FOPM has been given to understand that Hillingdon Council officers believed double designation – making an area a Metropolitan Open Land (MOL) while retaining it within the council’s Green Chain would impair the intended protection.
They argue that prospective developers might argue that they only need to pass the lower standard – despite dual designation already applied to several other important sites within Hillingdon. But of MOL and Green Chain designations, one is not necessarily weaker than the other – MOL serves as a regional benchmark, while Green Chain addresses local issues through specifically tailored conditions.
Dual designation is not only envisaged in the London Plan, but is already used by a number of other London boroughs. Green Chain might be a locally derived designation but much of the land used is already Green Belt or MOL.
Green Chain designation at least as defined prior to the council’s current proposed changes, has proved robust enough in practice to ward off inappropriate development as in the case of the recent hockey club case.
Metropolitan Open Land is a designation that is used only within London and offers the same level of protection as a Metropolitan Green Belt. This designation is intended to protect areas of landscape, recreation, nature conservation and scientific interest which are strategically important.
Consequently, any development of any kind on MOL must only both requires the concurrence of the Mayor of London and the Secretary of State for communities and local government.
The Green Chain designation has come into use largely through initiatives by individual London boroughs to define and protect local amenities such as the Celadine Walk from Pinner to Cowley which starts in Harrow and traverses the length of Hillingdon, or the South East London Green Chain which protects a walk through Bexley, Bromley, Lewisham and Greenwich.
Conditions specified by the Green Chain status vary from borough to borough. Successor reports were Hillingdon Council such as the 2011 greenbelt major developed sites assessment have recommended that areas forming links in green chains should be included in the Green Belt.
The London Plan states that the MOL designation protects strategically important open spaces within the built environment. Although MOL may vary in size and primary function in different parts of London, it should be of strategic significance for example by serving a wide catchment area or drawing visitors from several boroughs.
The presumption against inappropriate development which applies to the Green Belt applies equally to the MOL.
London Plan policy 7.17 stipulates the criteria to be applied for boroughs to designate lines as M OL.
- It contributes to the physical structure of London by being clearly distinguishable from the built-up area
- It includes open air facilities especially for leisure, recreation, sport, the arts and cultural activities which serve either the whole or significant parts of London
- It contains features or landscapes (historic, recreational, biodiversity) of either national or metropolitan value
- It forms part of the green chain or a link in the network of green infrastructure meets one of the above criteria.

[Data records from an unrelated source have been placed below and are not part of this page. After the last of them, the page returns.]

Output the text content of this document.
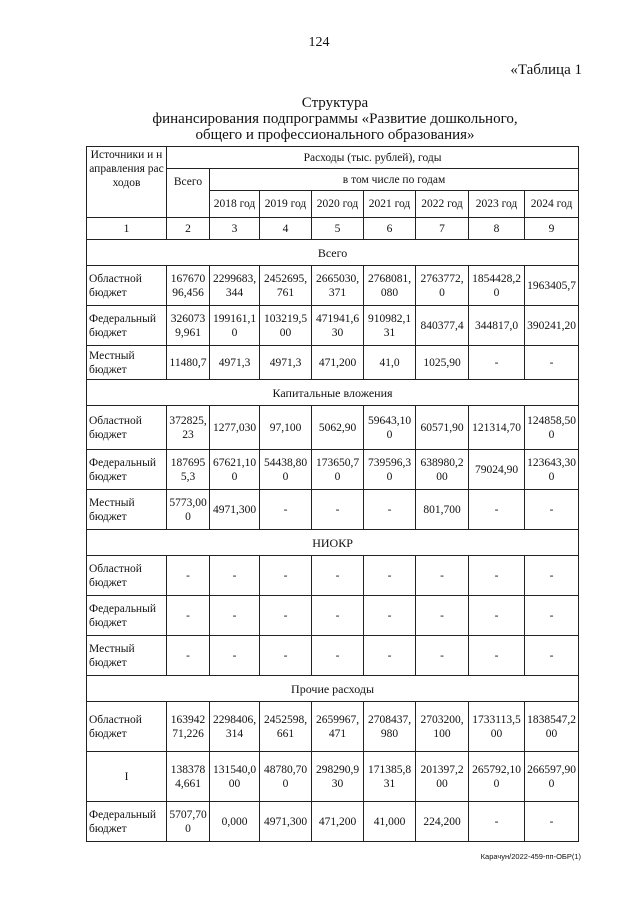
124
«Таблица 1
Структура
финансирования подпрограммы «Развитие дошкольного,
общего и профессионального образования»
Источники и направления расходов	Расходы (тыс. рублей), годы							
	Всего	в том числе по годам						
		2018 год	2019 год	2020 год	2021 год	2022 год	2023 год	2024 год
1	2	3	4	5	6	7	8	9
Всего								
Областной бюджет	16767096,456	2299683,344	2452695,761	2665030,371	2768081,080	2763772,0	1854428,20	1963405,7
Федеральный бюджет	3260739,961	199161,10	103219,500	471941,630	910982,131	840377,4	344817,0	390241,20
Местный бюджет	11480,7	4971,3	4971,3	471,200	41,0	1025,90	-	-
Капитальные вложения								
Областной бюджет	372825,23	1277,030	97,100	5062,90	59643,100	60571,90	121314,70	124858,500
Федеральный бюджет	1876955,3	67621,100	54438,800	173650,70	739596,30	638980,200	79024,90	123643,300
Местный бюджет	5773,000	4971,300	-	-	-	801,700	-	-
НИОКР								
Областной бюджет	-	-	-	-	-	-	-	-
Федеральный бюджет	-	-	-	-	-	-	-	-
Местный бюджет	-	-	-	-	-	-	-	-
Прочие расходы								
Областной бюджет	16394271,226	2298406,314	2452598,661	2659967,471	2708437,980	2703200,100	1733113,500	1838547,200
I	1383784,661	131540,000	48780,700	298290,930	171385,831	201397,200	265792,100	266597,900
Федеральный бюджет	5707,700	0,000	4971,300	471,200	41,000	224,200	-	-
Карачун/2022-459-пп-ОБР(1)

The London Plan also refers to Green Chains and states that they are important to London’s open space network, recreation and biodiversity. They consist of footpaths and the open spaces that they link, which are accessible to the public.
Because of their London-wide significance, the London policy plan also advises that green chains and links within them are designated MOL.
Where a Green Chain associated open space does not fulfil the above criteria would normally remain designated as a Green Chain, with its locally defined conditions.
A briefing document from the London Borough of Southwark reports that its Green Chain sites are protected as MOL through their borough plan, and notes that Bromley, Bexley and Greenwich and Lewisham have Green Chain policies currently in the process of being updated.
The Metropolitan Green Belt was the first such area of protected open land to be mooted in the United Kingdom by the Greater London regional planning committee in 1935. The Green Belt (London and the Home Counties) Act 1938 permitted local authorities around London to purchase land to be protected as open space and enter into covenants with landowners the open spaces would not be given over to development.
The Town & Country Planning Act 1947 permitted local authorities to designate areas to be protected as part of the Green Belt within their development plans.